IUU tuna fishing crackdown in the Pacific
A two week surveillance operation of illegal tuna fishing in the Pacific has confirmed how necessary data collection is to stop IUU fishing in the region, reducing the loss of fish industry earnings by up to $1bn.
More than 320 vessels were sighted, 206 were boarded and 27 infringements were recorded during the operation in November.
Kurukuru 2012 was the region’s biggest ever surveillance operation and involved five maritime patrol aircraft, 12 patrol boats, a frigate and a Coast Guard boat all surveying an area of approximately 30 million square kilometres.
The Secretariat of the Pacific Community (SPC) and the Pacific Islands Forum Fisheries Agency (FFA) are working together to put exact figures on these losses suffered by the industry by building a comprehensive data network.

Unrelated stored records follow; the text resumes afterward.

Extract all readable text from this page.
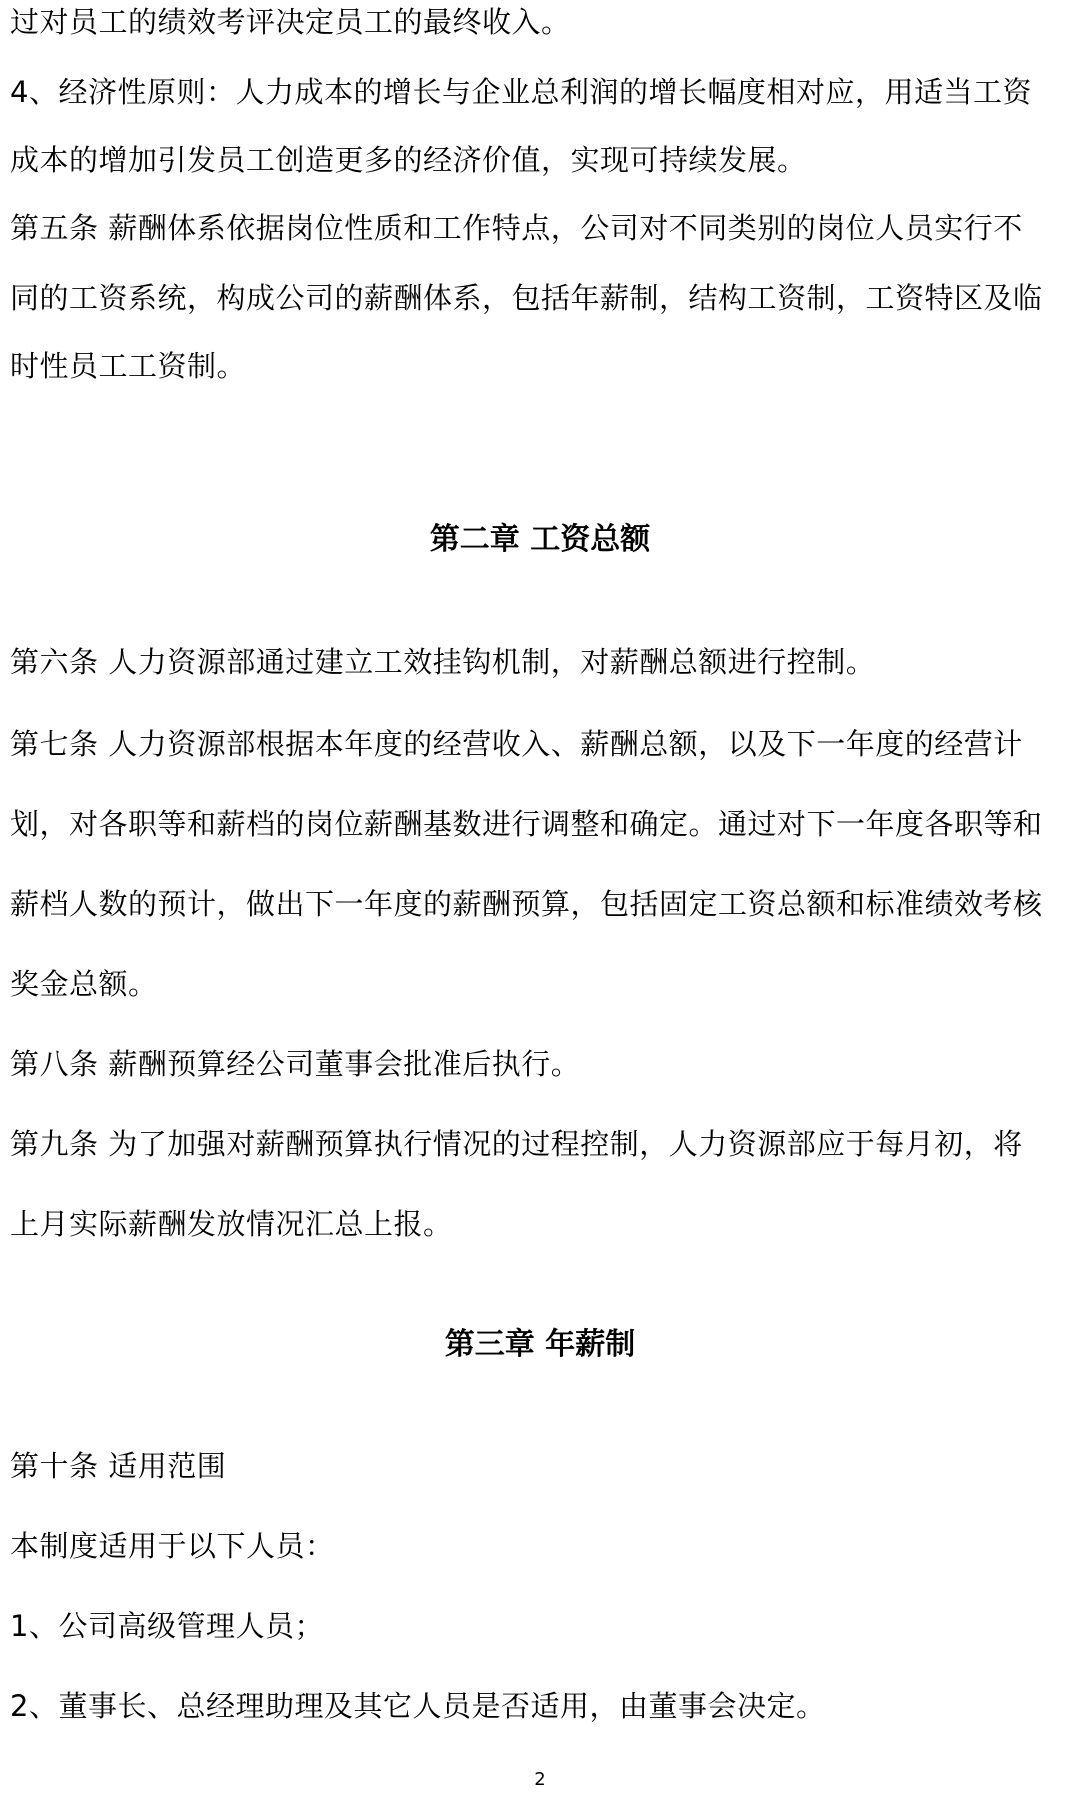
过对员工的绩效考评决定员工的最终收入。
4、经济性原则：人力成本的增长与企业总利润的增长幅度相对应，用适当工资
成本的增加引发员工创造更多的经济价值，实现可持续发展。
第五条 薪酬体系依据岗位性质和工作特点，公司对不同类别的岗位人员实行不
同的工资系统，构成公司的薪酬体系，包括年薪制，结构工资制，工资特区及临
时性员工工资制。
第二章 工资总额
第六条 人力资源部通过建立工效挂钩机制，对薪酬总额进行控制。
第七条 人力资源部根据本年度的经营收入、薪酬总额，以及下一年度的经营计
划，对各职等和薪档的岗位薪酬基数进行调整和确定。通过对下一年度各职等和
薪档人数的预计，做出下一年度的薪酬预算，包括固定工资总额和标准绩效考核
奖金总额。
第八条 薪酬预算经公司董事会批准后执行。
第九条 为了加强对薪酬预算执行情况的过程控制，人力资源部应于每月初，将
上月实际薪酬发放情况汇总上报。
第三章 年薪制
第十条 适用范围
本制度适用于以下人员：
1、公司高级管理人员；
2、董事长、总经理助理及其它人员是否适用，由董事会决定。
2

The Kurukuru operation helped inform the early stages of a $10-million European Union-funded project known as DEVFISH2 – the Development of Tuna Fisheries in the Pacific African, Caribbean and Pacific Countries.

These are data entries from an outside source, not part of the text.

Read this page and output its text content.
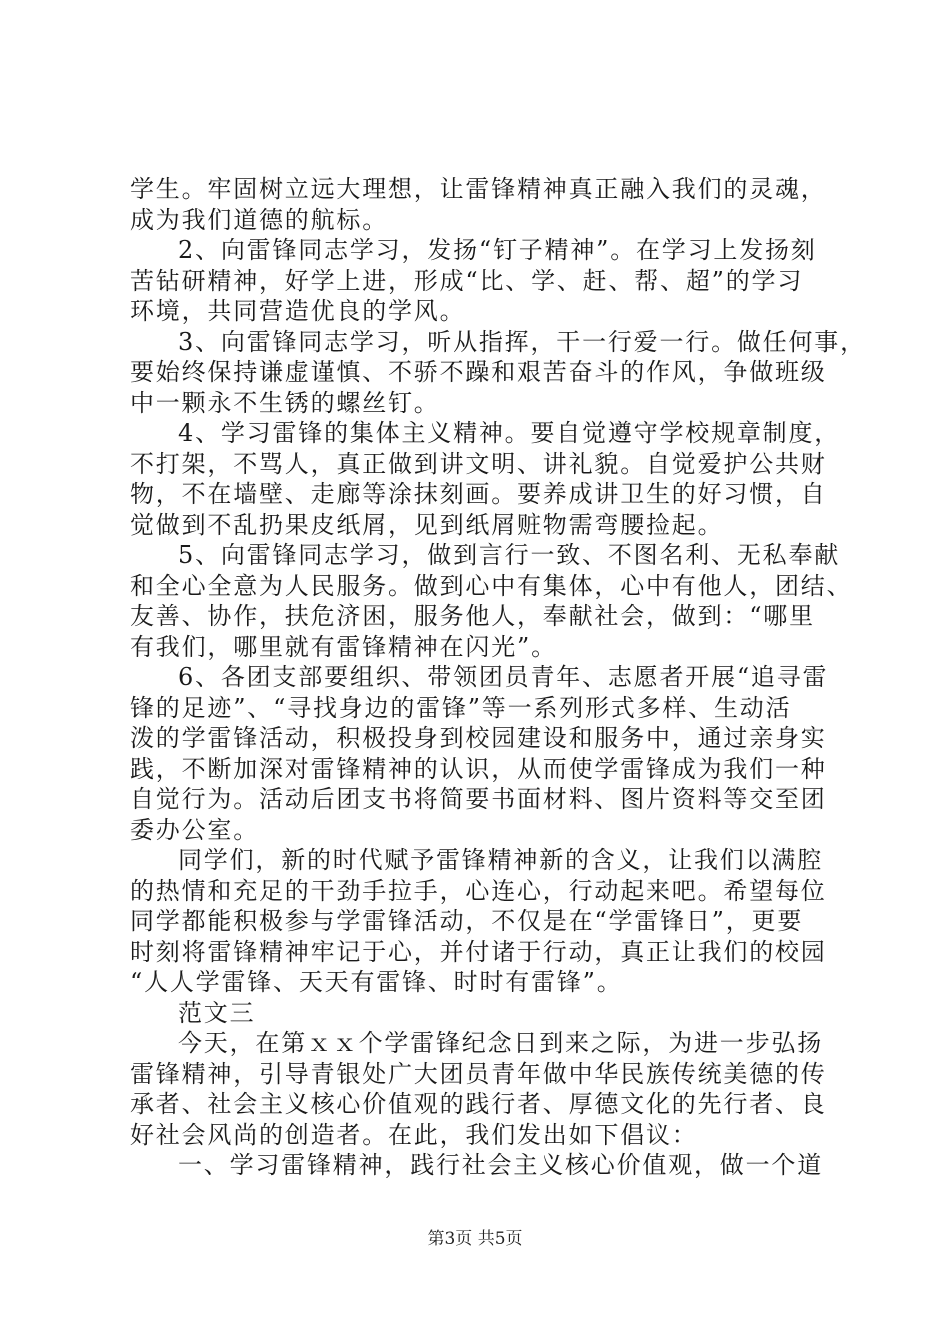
学生。牢固树立远大理想，让雷锋精神真正融入我们的灵魂，
成为我们道德的航标。
2、向雷锋同志学习，发扬“钉子精神”。在学习上发扬刻
苦钻研精神，好学上进，形成“比、学、赶、帮、超”的学习
环境，共同营造优良的学风。
3、向雷锋同志学习，听从指挥，干一行爱一行。做任何事，
要始终保持谦虚谨慎、不骄不躁和艰苦奋斗的作风，争做班级
中一颗永不生锈的螺丝钉。
4、学习雷锋的集体主义精神。要自觉遵守学校规章制度，
不打架，不骂人，真正做到讲文明、讲礼貌。自觉爱护公共财
物，不在墙壁、走廊等涂抹刻画。要养成讲卫生的好习惯，自
觉做到不乱扔果皮纸屑，见到纸屑赃物需弯腰捡起。
5、向雷锋同志学习，做到言行一致、不图名利、无私奉献
和全心全意为人民服务。做到心中有集体，心中有他人，团结、
友善、协作，扶危济困，服务他人，奉献社会，做到：“哪里
有我们，哪里就有雷锋精神在闪光”。
6、各团支部要组织、带领团员青年、志愿者开展“追寻雷
锋的足迹”、“寻找身边的雷锋”等一系列形式多样、生动活
泼的学雷锋活动，积极投身到校园建设和服务中，通过亲身实
践，不断加深对雷锋精神的认识，从而使学雷锋成为我们一种
自觉行为。活动后团支书将简要书面材料、图片资料等交至团
委办公室。
同学们，新的时代赋予雷锋精神新的含义，让我们以满腔
的热情和充足的干劲手拉手，心连心，行动起来吧。希望每位
同学都能积极参与学雷锋活动，不仅是在“学雷锋日”，更要
时刻将雷锋精神牢记于心，并付诸于行动，真正让我们的校园
“人人学雷锋、天天有雷锋、时时有雷锋”。
范文三
今天，在第ｘｘ个学雷锋纪念日到来之际，为进一步弘扬
雷锋精神，引导青银处广大团员青年做中华民族传统美德的传
承者、社会主义核心价值观的践行者、厚德文化的先行者、良
好社会风尚的创造者。在此，我们发出如下倡议：
一、学习雷锋精神，践行社会主义核心价值观，做一个道
第3页 共5页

The project will be improving information management and data analysis as a means of providing additional deterrence for illegal fishing.

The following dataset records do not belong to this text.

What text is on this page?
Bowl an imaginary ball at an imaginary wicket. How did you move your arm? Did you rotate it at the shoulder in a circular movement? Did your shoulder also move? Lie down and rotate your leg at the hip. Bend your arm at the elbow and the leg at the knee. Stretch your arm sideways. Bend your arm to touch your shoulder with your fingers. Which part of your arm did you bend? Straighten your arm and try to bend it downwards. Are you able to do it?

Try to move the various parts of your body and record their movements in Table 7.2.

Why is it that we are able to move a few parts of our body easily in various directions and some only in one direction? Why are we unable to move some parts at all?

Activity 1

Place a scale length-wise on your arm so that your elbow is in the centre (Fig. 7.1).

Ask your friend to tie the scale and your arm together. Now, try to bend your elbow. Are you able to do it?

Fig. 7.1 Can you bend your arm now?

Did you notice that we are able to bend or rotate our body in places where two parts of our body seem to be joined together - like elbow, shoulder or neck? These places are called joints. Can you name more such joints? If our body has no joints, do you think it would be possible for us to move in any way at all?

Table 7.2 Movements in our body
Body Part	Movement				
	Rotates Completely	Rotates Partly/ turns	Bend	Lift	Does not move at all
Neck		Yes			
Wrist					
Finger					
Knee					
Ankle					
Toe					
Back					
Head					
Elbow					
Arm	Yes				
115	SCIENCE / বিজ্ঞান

Hugh Walton, FFA policy specialist and team leader for the DEVFISH2 project says the measure of success of these projects is not just about the number of fishing vessels recorded or violations detected.
“There needs to be effective deterrence – proper penalties for deliberate misreporting or underreporting catch sizes, compliance with licence conditions, and the means to enforce license conditions,” says Mr Walton.
The SPC and FFA aim to have the improved information management and data screening systems in place over the next 12 months.